Yeah, since you've done something the past two years, I would have probably taken the day off automatically. You don't have fill ins? What happens when someone gets sick?
But don't feel too badly. He told you not to bother, and he'll be with his family, so it's not like he'll be alone.
Ugh. That sucks. I totally get where you are coming from. I know how hard it is to get coverage last minute, but I might ask around to see if there is any way you can get off.
Post by hannamaren on Jan 11, 2013 21:29:21 GMT -5
I am going to see if I can go home early. But I was sick last week and asked for coverage for Saturday (tomorrow) already. I dont want to be the annoying person.
I'd feel a little bad, but he told you no and should know by now how taking a day off works for you. It sucks, but you're not a mind reader and you did try.
Don't be hard on yourself. I wouldn't expect anyone to take off for the anniversary of my husband's death---I honestly don't take it personally and neither will his family.
I just dont want anyone to think that I think 3 yrs later, we can forget about brother.
I doubt anyone who knows you would think that you feel that way. I think this is a case of you being too hard on yourself again.
I agree. If you can't find someone to cover for you, your husband will tell them you tried your best. Don't beat yourself up about it. I would have done the same as you.
Don't be hard on yourself. I wouldn't expect anyone to take off for the anniversary of my husband's death---I honestly don't take it personally and neither will his family.
Well, the only part that makes me feel better is that BIL wife doesnt commemorate things with the family. She keeps her kids with her and does her own thing.

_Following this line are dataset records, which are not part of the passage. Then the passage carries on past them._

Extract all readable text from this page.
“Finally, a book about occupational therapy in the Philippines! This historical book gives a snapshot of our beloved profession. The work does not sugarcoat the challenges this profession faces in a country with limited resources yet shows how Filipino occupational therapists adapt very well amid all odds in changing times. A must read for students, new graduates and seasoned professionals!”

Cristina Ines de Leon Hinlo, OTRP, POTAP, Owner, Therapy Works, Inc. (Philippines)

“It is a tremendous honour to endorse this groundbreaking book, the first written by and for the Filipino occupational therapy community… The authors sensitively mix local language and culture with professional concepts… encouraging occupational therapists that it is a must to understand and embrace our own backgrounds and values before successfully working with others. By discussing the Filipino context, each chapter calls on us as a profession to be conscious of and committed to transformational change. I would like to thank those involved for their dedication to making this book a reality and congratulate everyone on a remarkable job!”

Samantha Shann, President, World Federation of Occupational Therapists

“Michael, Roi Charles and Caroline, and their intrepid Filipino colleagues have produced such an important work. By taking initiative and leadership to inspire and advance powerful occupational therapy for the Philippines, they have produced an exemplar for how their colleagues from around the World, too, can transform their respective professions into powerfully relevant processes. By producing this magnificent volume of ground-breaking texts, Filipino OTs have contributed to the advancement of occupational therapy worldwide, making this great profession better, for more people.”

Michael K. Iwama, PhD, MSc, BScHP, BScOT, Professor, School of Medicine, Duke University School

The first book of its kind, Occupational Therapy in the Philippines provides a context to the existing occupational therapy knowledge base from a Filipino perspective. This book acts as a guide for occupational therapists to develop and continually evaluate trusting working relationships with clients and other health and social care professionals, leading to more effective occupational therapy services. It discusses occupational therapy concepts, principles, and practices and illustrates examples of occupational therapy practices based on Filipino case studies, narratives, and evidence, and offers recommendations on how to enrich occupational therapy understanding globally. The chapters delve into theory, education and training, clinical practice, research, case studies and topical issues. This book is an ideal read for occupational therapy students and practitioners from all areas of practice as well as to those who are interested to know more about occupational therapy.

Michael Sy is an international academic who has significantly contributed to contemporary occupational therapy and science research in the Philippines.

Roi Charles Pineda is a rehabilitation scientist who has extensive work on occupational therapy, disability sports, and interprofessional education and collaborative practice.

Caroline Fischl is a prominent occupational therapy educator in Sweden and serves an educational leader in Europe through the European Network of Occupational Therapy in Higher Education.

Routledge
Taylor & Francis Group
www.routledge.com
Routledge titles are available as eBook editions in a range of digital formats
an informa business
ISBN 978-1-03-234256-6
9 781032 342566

So I am not a gaping hole.
If you wind up not taking the day off, is there some other way you can remember your BIL that day, even if it's just telling your husband and in-laws that you are thinking about them? (My husband brought me flowers in my mom's favorite color on the anniversary of her death last year, and I was really touched by that). Is there something similar you can do as a little nod to him that day that the in-laws would see even if you're not there in person?
I remember you posting about this when it was happening... I can't believe it's been that long.